Вот когда княжич понял старого дядьку Несмеяныча! Учить того, кто и без помощи мнит себя мастером, – наказания хуже не придумаешь!
Но чего вдосталь было у шляха, так это резвости. И как знать, может, она и защитит Шатая от вражеского клинка. Лишись мальчишка жизни, Влас по нему не горевал бы. Но найдется ли среди шляхов еще один столь же простодушный, кто исполнит любую прихоть девки из Тяпенок? Дикий народ! Могучий, ражий… но дурной. Бабы, вишь ты, у них великая ценность! Да в Срединных землях таких ценностей двенадцать на дюжину! И каждая рада юбку задрать, чтоб пристроиться повыгоднее. Эта вот только одна…
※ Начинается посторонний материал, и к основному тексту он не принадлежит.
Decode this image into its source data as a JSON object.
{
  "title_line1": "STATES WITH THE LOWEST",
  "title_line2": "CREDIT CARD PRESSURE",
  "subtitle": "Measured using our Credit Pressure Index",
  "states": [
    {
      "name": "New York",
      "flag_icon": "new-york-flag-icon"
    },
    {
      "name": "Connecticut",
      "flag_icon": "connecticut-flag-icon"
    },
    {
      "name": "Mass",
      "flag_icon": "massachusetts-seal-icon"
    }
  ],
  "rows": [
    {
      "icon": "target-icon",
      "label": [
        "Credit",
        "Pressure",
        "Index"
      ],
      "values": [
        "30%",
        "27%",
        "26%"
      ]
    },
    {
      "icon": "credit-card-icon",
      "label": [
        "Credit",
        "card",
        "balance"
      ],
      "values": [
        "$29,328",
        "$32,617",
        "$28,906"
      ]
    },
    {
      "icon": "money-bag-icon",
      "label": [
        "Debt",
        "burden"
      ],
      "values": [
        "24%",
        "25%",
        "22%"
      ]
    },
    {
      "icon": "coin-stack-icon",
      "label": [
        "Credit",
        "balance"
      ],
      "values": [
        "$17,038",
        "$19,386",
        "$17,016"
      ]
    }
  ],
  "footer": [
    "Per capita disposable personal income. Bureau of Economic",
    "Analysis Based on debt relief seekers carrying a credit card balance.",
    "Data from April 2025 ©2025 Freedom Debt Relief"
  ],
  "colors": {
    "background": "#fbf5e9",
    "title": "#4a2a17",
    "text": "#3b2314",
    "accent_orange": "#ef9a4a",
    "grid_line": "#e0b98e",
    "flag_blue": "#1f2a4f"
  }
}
Взгляд нехотя метнулся к кострищу, у которого спала Крапива. Не то по рождению слабоумная, не то прикидывается. Он ее молодшей звал! Честь, за каковую иные девки волосы бы друг дружке повырывали! В родной деревне-то очередь из женихов к ней не стояла, а тут в княжеский терем зовут и не глядят, что хворобная. В сытость и достаток. В шелка бы одевалась травознайка, блестящие каменья в ушах носила. Небось погодя и прекратила бы стрыкаться. А нет, так в столице ведьму сыскать дело нехитрое, небось вылечила бы проклятье. Но нет же, не люб ей княжич! Тьфу! Теперь вместо шелков мокрая рубаха, а вместо каменьев угли в костре.
– Не так бей! – озлился Влас. Отвлекшийся на девку, он пропустил удар по уху, и в голове зазвенело. – У вашего вождя левая нога слабая, на нее и тесни!
– Ему подрэзал колэно в бою Змэй, нэдостойный имэни! Я не стану использовать рану…
Влас молча шарахнул пяткой по голени, и Шатай свалился.
– Не зевай! В бою до́лжно использовать все, если хочешь выжить. Обман, старую рану, ослепившее врага солнце, пыль, брошенную в глаза. Что станется с аэрдын, если ты помрешь?
«И что станется со мной?» – добавил Влас про себя.
– Аэрдын возьмет сэбе другого мужа из шляхов! И никто нэ посмэет обидэть ее!
Не сумел Шатай спрятать тревогу в голосе, а Влас умело за нее зацепился.
– Да, вы не обижаете женщин. Она будет в безопасности, – облизал он обветренные губы и добавил: – С кем-то другим. С кем-то, кто станет ласкать ее ночами.
Шатай неуверенно возразил:
– Аэрдын нэ дозволяет касаться себя. Нарушивший запрэт станэт таким же уродом, как ты.
Угол рта у Власа дернулся. Что уж, красавцем его и впрямь больше не назовут. Ожог разделил лицо надвое, а правая рука сплошь была как мятое полотенце. Но и шляха он задел за живое, поэтому продолжил:
– Но он сможет любоваться ею. Когда девка скинет сарафан, когда расплетет косу, когда, нагая, омоется в озере.
Отчего-то сказанное ожило в памяти княжича, и он сам разозлился на выдуманного безымянного шляха не меньше Шатая.
Русые лохмы мальчишки вздыбились, как шерсть на загривке пса. Он зарычал и, не подбирая меча, кинулся на противника. Обхватил его за пояс, и уже вместе они покатились по земле. Влас коротко охнул, в грудине что-то хрустнуло. Проснулась Крапива.